FDA admonishes Chinese device testing lab for falsified studies, copied data

The US Food and Drug Administration (FDA) on Monday published a letter to Chinese medical device testing firm Mid-Link Technology Testing advising the company that all data from its studies will be rejected until the company can adequately address its issues.
 
The letter, dated 26 February 2025, follows an earlier unpublished general correspondence letter dated 30 December 2024 and a warning letter sent to Mid-Link in September 2024. In a statement announcing the warning letter to Mid-Link and another Chinese firm, Sanitation & Environmental Technology Institute, Owen Faris, who then served as acting director of the Office of Product Evaluation and Quality within the Center for Devices and Radiological Health, reminded medical device makers of their responsibility for all the data they submit to the agency.
 
“FDA will take action to protect patients, consumers and the medical device supply chain from quality failures and violative practices. We strenuously remind industry of their responsibility and accountability for all data included in their submissions, which are required to comply with federal law,” Faris said.
 
Prior to the two warning letters, FDA had cautioned industry about a growing trend of “fraudulent and unreliable” third-party laboratory test data appearing in premarket submissions, including from labs in China and India. “This alarming trend has resulted in the FDA being unable to reach a substantial equivalence determination or otherwise authorize marketing for medical devices whose submissions include such data,” FDA wrote at the time.
 
Now, the agency said it has released its correspondence with Mid-Link, noting that the company has, in multiple instances, copied the results of other studies or created falsified or invalid data.
 
“As described in the December 30, 2024, GCL, FDA identified multiple test reports from studies conducted at your testing facility that have raised concerns, including cytotoxicity studies that contain identical or nearly identical results from different dates, sensitization studies (Guinea Pig Maximization Tests) that contain identical sets of guinea pig pretreatment body weights for different groups on different dates, and a large animal safety and performance study for a staple line reinforcement device that contains implausible bleeding assessments and pre-to-post-procedure weight gains in Bama pigs,” FDA wrote, adding that it is “highly improbably” these data and results were genuine.
 
While Mid-Link replied to FDA’s December 2024 letter, the agency said its response does not adequately address the issues it identified at the firm.
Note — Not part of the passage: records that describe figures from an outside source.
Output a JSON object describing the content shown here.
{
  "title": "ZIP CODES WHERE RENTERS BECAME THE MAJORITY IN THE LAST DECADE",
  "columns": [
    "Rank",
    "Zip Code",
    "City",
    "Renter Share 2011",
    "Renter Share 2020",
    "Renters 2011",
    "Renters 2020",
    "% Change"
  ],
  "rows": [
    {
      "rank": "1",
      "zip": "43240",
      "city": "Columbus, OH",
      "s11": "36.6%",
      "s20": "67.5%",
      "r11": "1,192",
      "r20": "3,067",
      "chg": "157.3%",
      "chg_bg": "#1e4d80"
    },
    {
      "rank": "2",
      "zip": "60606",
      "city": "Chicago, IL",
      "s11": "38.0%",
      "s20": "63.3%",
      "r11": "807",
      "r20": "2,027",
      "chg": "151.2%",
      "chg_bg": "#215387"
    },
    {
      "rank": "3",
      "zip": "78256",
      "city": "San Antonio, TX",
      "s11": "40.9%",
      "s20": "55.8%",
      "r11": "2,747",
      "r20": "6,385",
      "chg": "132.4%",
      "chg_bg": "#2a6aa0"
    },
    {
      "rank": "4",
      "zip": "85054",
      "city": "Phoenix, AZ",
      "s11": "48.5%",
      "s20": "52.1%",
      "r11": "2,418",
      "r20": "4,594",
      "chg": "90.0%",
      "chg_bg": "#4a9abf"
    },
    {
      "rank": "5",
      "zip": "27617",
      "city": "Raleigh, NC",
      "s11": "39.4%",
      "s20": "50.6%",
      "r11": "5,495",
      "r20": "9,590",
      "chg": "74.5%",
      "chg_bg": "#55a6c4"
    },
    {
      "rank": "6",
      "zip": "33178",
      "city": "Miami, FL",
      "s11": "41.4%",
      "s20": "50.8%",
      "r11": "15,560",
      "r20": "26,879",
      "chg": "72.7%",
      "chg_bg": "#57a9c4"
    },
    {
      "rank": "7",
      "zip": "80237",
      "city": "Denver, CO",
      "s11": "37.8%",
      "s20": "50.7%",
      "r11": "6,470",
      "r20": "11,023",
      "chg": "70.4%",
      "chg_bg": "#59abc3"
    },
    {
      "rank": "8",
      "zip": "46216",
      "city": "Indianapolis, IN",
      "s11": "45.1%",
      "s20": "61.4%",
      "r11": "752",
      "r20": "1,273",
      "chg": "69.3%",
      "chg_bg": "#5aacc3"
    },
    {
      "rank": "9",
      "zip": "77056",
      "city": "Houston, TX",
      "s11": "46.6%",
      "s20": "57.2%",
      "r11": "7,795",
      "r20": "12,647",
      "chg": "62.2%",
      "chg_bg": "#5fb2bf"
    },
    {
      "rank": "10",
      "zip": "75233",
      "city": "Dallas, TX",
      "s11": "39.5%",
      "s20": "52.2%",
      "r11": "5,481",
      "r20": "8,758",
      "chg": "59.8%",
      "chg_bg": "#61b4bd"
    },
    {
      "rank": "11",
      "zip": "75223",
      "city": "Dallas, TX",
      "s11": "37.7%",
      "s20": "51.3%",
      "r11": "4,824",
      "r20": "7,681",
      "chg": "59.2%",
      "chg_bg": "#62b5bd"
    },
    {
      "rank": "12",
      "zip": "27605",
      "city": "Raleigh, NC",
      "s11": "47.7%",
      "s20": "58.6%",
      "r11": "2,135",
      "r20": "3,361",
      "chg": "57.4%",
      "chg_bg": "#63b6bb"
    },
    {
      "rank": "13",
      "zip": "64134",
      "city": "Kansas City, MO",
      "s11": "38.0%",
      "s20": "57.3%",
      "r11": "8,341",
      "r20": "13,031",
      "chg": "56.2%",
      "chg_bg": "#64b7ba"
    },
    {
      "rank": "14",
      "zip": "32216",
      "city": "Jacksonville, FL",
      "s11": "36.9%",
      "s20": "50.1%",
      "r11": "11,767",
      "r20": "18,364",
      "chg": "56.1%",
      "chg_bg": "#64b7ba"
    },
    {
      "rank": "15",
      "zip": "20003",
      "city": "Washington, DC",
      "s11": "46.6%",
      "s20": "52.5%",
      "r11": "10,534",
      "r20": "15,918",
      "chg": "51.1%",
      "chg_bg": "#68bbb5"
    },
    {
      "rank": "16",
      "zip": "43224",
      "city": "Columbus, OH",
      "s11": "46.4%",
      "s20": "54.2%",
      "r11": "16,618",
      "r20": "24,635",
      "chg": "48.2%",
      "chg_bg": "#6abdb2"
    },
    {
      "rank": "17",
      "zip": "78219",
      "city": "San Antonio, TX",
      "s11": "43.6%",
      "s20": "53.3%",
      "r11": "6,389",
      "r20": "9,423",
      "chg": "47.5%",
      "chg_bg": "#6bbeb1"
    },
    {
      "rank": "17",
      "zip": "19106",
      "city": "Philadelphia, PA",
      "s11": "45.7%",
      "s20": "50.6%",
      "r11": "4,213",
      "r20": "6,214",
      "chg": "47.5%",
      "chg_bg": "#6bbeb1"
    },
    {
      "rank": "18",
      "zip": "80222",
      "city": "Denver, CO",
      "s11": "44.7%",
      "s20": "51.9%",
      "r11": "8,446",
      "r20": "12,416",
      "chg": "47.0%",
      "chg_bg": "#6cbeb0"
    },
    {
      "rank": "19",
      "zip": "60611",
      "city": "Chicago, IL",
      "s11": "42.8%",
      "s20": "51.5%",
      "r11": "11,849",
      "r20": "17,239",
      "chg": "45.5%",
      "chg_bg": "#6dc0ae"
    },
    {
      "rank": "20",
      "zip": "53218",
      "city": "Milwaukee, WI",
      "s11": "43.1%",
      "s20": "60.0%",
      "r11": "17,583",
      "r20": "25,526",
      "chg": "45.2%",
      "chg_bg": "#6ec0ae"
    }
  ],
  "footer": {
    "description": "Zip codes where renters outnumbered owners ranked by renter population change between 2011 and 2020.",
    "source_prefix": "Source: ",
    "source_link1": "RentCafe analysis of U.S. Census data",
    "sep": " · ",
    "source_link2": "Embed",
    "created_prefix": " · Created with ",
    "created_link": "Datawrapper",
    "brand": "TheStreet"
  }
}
FDA noted that the company committed to assess the root causes of the “apparently unreliable data” and look into why its quality assurance controls did not catch these issues. The company also said it would conduct an investigation of its entire operation to look for other instances of unreliable data, consult with third-party experts to address the issues raised in the warning letter, conduct a comprehensive review of its corrective and preventive actions (CAPAs), and to hire a qualified third-party expert to perform a gap assessment of the firm’s handling of good laboratory practice (GLP) data.
 
However, FDA said this response fails to fully address its concerns and that the company has not “provided a complete response that addresses any of the five items requested” in the December 2024 letter.